創設時から国語、社会、英語等々、一般教育科目にも取り組んでいたようです。これはキリスト教主義教育、そしてリベラル・アーツ教育が土台にあったからこそ実現された授業内容だと思います。実学ですぐに役に立つ科目(授業)もありますが、役に立つかどうかの尺度ではなく、世の中に出て、社会のためにどう奉仕をしていくのか、時として社会の弱者のために何ができるのか、という立身出世とは別のベクトルを持っていました。こういった創設時からの流れは、今も同校にしっかりと受け継がれています。

「ハンサム」とは、「個としての自立」

『新島旧邸』
『新島旧邸』
寺町通丸太町上ルに新島夫妻が暮らした家が
ある。新島襄が設計したと言われている。
また八重は、夫である襄に「ハンサム」と称されました。それは自分の意見を持って「凛として」生きる八重に対しての夫からの賛辞ですが、襄が亡くなったあとも八重は日本赤十字社正社員となり、日清・日露両戦争時には従軍看護婦として活躍しています。
自分の意思に従って、自分の意見を貫いて生きた。まさに「ハンサムウーマン」だったわけですね。
『新島夫妻の墓』
『栄光館(同志社女子中学校・高等学校)』
新島八重の葬儀は、同志社社葬として
栄光館で行われた。
現在、同志社の女子教育を受けた「ハンサムウーマン」は、福祉関係、教育関係、ありとあらゆるジャンルにおいて、また日本だけではなく世界中で活躍しています。
「ハンサム」という言葉に込められている想いは「個としての自立」。

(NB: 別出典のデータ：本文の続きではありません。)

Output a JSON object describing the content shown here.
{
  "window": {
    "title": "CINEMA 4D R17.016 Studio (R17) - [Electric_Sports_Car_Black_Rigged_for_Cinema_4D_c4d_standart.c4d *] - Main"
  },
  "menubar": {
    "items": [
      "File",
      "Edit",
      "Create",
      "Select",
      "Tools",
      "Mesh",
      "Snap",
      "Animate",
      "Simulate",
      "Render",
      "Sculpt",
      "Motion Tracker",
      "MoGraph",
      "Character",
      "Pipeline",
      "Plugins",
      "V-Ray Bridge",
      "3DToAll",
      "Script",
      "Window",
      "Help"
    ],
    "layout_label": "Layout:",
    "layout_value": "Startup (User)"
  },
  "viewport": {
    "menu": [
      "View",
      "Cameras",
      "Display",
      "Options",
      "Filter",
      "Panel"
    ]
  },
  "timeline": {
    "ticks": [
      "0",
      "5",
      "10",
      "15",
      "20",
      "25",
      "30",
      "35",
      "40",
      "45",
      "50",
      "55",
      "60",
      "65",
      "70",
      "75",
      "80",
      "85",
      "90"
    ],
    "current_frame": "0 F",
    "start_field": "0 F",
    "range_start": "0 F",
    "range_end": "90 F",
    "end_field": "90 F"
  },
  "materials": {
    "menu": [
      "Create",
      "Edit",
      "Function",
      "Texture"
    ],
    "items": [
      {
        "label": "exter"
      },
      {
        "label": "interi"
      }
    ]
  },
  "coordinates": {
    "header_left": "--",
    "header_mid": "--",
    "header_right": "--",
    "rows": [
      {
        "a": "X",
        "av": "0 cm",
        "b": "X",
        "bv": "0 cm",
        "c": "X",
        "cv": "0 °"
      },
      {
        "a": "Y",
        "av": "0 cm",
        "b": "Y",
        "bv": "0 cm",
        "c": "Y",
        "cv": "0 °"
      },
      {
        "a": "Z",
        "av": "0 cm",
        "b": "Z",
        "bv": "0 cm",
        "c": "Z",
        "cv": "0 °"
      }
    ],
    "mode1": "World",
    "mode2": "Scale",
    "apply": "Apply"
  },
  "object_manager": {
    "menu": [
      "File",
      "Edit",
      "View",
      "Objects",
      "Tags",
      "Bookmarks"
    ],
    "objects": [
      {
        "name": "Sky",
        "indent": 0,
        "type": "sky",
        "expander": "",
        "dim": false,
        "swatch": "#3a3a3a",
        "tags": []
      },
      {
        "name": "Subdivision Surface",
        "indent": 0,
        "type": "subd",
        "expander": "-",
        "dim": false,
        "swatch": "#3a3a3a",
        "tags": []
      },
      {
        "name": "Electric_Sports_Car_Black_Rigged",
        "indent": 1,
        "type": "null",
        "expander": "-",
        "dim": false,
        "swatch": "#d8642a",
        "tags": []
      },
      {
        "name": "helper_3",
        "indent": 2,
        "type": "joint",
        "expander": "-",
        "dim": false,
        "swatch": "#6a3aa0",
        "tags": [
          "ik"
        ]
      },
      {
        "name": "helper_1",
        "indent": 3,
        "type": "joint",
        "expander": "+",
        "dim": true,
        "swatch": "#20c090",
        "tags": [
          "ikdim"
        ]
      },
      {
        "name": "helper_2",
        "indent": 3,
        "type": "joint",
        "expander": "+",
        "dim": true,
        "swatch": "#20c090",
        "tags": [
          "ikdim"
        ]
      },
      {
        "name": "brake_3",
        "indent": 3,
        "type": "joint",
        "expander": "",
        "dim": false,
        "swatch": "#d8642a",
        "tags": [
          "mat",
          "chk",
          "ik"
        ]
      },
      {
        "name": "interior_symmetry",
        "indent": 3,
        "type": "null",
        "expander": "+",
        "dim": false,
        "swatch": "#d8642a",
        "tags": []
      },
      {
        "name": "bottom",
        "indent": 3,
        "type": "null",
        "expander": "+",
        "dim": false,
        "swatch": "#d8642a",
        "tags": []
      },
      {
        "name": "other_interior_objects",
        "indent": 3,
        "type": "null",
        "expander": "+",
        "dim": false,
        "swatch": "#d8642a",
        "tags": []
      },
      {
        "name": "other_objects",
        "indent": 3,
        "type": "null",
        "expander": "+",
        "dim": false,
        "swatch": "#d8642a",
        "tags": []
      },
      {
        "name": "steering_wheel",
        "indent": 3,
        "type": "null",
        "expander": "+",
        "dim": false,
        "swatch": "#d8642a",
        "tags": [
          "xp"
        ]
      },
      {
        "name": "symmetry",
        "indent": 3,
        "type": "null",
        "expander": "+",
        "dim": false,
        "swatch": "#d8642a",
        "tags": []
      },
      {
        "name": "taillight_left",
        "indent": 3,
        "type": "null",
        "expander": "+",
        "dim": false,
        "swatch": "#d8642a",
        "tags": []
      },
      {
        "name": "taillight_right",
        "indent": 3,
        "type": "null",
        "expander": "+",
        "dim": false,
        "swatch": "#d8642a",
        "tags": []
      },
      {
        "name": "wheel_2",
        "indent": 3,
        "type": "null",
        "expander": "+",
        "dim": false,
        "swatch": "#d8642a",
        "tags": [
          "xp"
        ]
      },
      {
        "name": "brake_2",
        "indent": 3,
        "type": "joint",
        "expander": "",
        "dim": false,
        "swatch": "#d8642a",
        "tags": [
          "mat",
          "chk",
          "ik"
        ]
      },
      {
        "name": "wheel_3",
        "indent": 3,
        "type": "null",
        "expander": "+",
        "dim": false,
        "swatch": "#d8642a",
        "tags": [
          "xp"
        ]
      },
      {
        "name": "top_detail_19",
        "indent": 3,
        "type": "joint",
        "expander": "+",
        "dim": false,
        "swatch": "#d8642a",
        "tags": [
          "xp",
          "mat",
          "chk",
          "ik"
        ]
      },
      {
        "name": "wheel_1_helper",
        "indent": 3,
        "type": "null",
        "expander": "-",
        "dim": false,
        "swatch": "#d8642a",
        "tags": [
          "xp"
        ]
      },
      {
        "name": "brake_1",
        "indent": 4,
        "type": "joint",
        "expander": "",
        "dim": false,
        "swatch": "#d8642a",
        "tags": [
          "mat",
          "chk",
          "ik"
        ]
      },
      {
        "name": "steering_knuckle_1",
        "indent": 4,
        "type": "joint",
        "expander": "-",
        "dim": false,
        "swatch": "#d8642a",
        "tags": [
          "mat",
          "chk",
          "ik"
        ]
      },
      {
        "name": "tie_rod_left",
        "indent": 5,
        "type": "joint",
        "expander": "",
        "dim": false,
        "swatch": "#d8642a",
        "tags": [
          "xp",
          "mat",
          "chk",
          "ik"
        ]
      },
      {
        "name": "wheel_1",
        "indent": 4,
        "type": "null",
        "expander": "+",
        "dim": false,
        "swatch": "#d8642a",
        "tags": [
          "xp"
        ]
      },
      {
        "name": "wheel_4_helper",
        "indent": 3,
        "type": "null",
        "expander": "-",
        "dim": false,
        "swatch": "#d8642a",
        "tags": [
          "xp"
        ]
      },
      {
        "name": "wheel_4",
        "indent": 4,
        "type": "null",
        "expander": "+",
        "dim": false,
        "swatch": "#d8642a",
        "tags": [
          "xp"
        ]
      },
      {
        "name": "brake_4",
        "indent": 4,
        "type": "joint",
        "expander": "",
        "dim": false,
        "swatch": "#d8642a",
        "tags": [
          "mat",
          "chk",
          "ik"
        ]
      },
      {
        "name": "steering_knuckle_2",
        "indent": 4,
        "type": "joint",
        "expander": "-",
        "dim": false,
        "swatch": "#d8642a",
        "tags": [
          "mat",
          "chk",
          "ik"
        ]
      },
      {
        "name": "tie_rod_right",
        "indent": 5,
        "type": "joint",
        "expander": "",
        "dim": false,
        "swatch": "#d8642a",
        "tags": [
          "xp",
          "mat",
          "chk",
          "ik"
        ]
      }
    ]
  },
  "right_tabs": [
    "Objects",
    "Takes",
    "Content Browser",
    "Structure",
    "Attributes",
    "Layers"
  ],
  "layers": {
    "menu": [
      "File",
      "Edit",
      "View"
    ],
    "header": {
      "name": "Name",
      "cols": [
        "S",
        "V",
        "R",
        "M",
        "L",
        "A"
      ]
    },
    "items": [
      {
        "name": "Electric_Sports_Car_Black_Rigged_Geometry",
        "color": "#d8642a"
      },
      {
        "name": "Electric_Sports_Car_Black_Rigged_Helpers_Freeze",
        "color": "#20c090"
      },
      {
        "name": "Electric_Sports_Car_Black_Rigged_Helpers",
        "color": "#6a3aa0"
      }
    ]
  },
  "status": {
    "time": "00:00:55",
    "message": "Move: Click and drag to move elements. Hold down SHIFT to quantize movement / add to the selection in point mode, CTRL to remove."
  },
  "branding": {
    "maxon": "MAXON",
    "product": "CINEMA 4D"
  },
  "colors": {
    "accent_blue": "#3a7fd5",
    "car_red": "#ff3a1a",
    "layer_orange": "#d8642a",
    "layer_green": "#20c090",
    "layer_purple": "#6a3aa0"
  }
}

「自立して生きなさい」「凛々しく生きなさい」ということです。長いものに巻かれずに、ぶつかってもいいし、叩かれてもいい。自立して生きてほしい。女性だからこうあるべきだとは考えず、人間としてどうあるべきかという視点で、同志社の「ハンサムウーマン」たちは社会や世界に飛び出しています。